The ad fund rate of $100/month is significantly above the typical $1.0-2.5% range for health & beauty franchises. How is this fund used, and what specific marketing initiatives does it support for franchisees?
#1
With a royalty rate of 7.5% above the typical 6.0-7.0% range, how does this compare to competing psychology or wellness franchise systems, and what additional support justifies the higher rate?
#2
Financial Performance data (Item 19) is not provided. Can the franchisor provide Unit Economics or Item 19 disclosure showing average unit volumes, profitability, and operating expenses for existing franchisees?
#3
The system has only 4 units currently. What is the franchisor's growth strategy, and how many units does it project for the next 3-5 years?
#4
Can you provide specific details on the 5 categories of supplier restrictions identified in the Operational Control clause, and what percentage of ongoing costs are tied to franchisor-approved suppliers?
#5
The minimum performance requirement mandates $4,000 per month in royalty payments. How many current franchisees meet this threshold consistently, and what happens if a franchisee falls short?
#6
Given the 18% annual late fee rate (1.5% per month) for overdue payments, can you provide examples of how this has been applied and the dispute resolution process for contested late fees?
#7
The non-compete clause restricts franchisees for 2 years within 25 miles post-termination. Has this been enforced, and are there any cases where the franchisor has pursued legal action against departing franchisees?
#8
Dispute resolution is subject to binding arbitration in Minnesota at the franchisor's sole discretion, with class actions and jury trials waived. Can you explain why Minnesota was selected as the arbitration venue and whether franchisees can negotiate this clause?
#9
Personal guarantees and spouse liability are required for all owners. Are there any circumstances where this requirement could be waived or modified based on franchisee circumstances?
#10
Renewal requires meeting 9 specified conditions. Can you provide the complete list of these conditions and clarify whether they are objective (e.g., sales thresholds) or subjective (e.g., franchisor satisfaction)?
#11
The renewal fee is $10,000 for each 5-year renewal term. What happens if a franchisee does not renew, and are there any terms preventing franchisees from transitioning to non-franchised psychology services in the same territory?
#12
With zero litigation cases in 3 years but only 4 total units, is the sample size sufficient to assess the franchisor's litigation risk?
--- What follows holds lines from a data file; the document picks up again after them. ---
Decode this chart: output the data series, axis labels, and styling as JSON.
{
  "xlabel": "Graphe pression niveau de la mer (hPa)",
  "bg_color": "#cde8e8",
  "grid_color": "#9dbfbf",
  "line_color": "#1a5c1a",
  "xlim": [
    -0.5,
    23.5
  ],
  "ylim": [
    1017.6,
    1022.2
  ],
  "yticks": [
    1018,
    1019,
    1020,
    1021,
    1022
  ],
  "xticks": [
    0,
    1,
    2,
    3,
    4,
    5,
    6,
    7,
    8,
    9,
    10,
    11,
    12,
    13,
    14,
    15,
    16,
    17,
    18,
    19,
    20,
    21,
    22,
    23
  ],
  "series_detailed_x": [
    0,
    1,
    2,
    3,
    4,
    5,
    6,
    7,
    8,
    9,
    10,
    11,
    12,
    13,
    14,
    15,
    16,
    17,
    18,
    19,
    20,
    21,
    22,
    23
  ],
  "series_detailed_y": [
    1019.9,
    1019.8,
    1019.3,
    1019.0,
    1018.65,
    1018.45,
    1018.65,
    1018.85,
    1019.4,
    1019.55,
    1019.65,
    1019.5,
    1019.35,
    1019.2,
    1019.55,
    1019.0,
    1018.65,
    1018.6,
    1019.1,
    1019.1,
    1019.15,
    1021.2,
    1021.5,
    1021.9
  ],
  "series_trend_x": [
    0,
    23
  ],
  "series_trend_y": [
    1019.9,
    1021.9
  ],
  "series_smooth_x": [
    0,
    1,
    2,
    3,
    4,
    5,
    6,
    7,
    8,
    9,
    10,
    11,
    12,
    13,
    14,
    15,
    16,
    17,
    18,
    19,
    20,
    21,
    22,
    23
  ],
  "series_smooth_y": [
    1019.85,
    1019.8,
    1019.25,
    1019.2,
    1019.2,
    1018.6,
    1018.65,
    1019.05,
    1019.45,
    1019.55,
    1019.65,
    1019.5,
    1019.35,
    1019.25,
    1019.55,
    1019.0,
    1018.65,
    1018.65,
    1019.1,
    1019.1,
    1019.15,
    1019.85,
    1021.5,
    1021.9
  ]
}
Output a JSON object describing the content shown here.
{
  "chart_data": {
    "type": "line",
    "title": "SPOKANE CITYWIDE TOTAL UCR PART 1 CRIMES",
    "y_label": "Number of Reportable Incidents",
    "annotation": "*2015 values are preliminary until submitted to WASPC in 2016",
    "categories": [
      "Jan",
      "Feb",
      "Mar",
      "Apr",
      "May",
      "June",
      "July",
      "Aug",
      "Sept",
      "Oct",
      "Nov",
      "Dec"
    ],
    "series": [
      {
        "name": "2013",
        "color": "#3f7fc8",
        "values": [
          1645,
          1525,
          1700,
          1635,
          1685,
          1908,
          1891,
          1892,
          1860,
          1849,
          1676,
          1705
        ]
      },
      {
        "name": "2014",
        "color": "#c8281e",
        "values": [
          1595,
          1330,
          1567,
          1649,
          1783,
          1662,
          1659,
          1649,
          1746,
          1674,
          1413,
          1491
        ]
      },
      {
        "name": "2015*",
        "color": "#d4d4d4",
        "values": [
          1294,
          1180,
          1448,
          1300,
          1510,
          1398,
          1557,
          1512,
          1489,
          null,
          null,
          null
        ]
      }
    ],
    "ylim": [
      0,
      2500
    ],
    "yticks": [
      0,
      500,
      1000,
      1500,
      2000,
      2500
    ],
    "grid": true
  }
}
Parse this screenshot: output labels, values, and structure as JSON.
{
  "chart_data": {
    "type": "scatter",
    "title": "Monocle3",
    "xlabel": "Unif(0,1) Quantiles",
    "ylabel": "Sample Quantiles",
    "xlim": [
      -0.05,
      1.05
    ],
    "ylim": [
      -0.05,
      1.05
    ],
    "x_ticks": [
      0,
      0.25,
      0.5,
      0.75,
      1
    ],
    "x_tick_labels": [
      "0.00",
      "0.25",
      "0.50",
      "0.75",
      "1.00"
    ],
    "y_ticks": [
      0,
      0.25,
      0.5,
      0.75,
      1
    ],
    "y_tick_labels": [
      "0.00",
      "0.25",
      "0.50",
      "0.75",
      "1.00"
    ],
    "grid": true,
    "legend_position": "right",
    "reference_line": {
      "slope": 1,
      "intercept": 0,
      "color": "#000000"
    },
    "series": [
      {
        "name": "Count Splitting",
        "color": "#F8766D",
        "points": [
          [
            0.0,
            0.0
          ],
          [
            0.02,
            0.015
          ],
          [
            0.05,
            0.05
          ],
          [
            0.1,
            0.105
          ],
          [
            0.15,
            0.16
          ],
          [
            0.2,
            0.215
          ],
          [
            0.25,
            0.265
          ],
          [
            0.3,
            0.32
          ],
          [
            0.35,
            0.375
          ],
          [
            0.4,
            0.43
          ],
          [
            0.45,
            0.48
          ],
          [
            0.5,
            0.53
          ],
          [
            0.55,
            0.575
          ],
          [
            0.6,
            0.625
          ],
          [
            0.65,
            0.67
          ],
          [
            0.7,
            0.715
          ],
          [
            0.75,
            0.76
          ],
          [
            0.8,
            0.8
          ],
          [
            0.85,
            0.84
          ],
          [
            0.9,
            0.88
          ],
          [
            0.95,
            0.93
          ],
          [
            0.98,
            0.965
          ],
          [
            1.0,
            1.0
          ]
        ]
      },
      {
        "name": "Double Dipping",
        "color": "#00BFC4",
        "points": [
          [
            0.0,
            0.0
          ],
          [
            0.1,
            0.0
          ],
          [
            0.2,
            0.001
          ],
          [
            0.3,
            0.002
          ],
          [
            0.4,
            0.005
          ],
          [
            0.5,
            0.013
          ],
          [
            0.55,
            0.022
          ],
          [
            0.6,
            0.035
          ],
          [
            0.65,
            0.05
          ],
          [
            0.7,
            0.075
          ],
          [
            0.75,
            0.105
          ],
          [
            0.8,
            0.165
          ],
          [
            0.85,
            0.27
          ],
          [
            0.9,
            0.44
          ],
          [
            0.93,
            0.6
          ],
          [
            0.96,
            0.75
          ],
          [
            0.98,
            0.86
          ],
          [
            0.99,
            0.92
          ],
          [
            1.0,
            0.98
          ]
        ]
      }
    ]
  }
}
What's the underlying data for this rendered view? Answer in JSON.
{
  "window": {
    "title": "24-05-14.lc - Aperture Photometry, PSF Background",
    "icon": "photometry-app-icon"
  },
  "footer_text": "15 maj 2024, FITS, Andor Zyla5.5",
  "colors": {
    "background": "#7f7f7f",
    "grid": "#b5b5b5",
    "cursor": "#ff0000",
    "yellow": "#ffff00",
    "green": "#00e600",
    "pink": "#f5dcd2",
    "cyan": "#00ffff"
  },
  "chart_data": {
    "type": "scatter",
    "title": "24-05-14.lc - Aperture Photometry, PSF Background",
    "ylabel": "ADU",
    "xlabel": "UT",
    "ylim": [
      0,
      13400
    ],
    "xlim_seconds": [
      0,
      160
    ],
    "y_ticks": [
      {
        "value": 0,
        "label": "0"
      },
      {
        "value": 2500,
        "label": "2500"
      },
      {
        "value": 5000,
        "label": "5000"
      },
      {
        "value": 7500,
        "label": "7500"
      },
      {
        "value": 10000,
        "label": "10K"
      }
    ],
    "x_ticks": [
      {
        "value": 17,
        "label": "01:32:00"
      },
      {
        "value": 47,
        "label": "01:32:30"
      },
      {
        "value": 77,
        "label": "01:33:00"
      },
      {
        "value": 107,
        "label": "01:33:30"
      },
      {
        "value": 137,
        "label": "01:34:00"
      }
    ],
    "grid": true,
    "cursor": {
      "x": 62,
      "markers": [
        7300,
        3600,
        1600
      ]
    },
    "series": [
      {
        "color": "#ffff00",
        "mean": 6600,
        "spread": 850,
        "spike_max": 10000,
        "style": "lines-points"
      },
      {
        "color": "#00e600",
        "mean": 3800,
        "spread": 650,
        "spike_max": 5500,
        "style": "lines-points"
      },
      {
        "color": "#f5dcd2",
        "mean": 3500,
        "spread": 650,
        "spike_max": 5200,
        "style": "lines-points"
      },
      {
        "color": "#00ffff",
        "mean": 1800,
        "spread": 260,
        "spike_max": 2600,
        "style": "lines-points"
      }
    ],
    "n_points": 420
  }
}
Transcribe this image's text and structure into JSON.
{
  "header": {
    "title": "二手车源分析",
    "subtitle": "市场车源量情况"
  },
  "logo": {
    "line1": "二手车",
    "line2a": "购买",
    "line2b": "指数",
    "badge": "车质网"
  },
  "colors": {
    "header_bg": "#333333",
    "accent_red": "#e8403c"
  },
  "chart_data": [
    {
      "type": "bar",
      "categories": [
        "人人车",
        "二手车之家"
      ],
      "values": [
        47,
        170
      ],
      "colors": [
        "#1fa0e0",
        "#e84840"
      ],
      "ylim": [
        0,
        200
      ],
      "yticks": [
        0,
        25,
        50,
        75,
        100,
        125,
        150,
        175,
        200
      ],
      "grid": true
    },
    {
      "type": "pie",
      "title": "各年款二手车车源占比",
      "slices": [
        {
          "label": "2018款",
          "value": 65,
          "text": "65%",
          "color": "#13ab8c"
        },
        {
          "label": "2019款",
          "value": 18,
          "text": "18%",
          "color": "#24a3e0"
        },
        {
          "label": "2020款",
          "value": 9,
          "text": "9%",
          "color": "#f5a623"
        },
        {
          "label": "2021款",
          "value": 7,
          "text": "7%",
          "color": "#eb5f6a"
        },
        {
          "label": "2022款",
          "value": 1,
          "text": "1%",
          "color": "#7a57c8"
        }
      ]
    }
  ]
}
How long has the franchisor been operating, and how many franchisees have departed since inception?
#13
Can you provide the contact information for at least 5-10 current franchisees so I can interview them about their unit economics, actual monthly costs, and their experience with franchisor support and fee compliance?
#14
What is the actual average unit volume for franchisees, and how does it compare to the $4,000/month minimum royalty requirement? What percentage of franchisees have units generating below the minimum threshold?
#15
The Investment Cost score is 88/100 (above the typical 74.0-75.0% range). What is the total initial investment required, and does this include working capital, marketing, licensing, and all startup costs?
#16
Are there any ongoing obligations beyond the royalty, ad fund, and technology fees, such as mandatory training, compliance audits, or equipment upgrades?
#17
The Ongoing Fees score is 59/100 (below the typical 62.0% range). Given the 7.5% royalty plus $100/month ad fund plus $200/month technology fee, how does this compare to your revenue model assumptions?
#18
Can you explain the circumstances under which the franchisor would automatically make franchisees members of an LLC or other entity, and what financial obligations this triggers?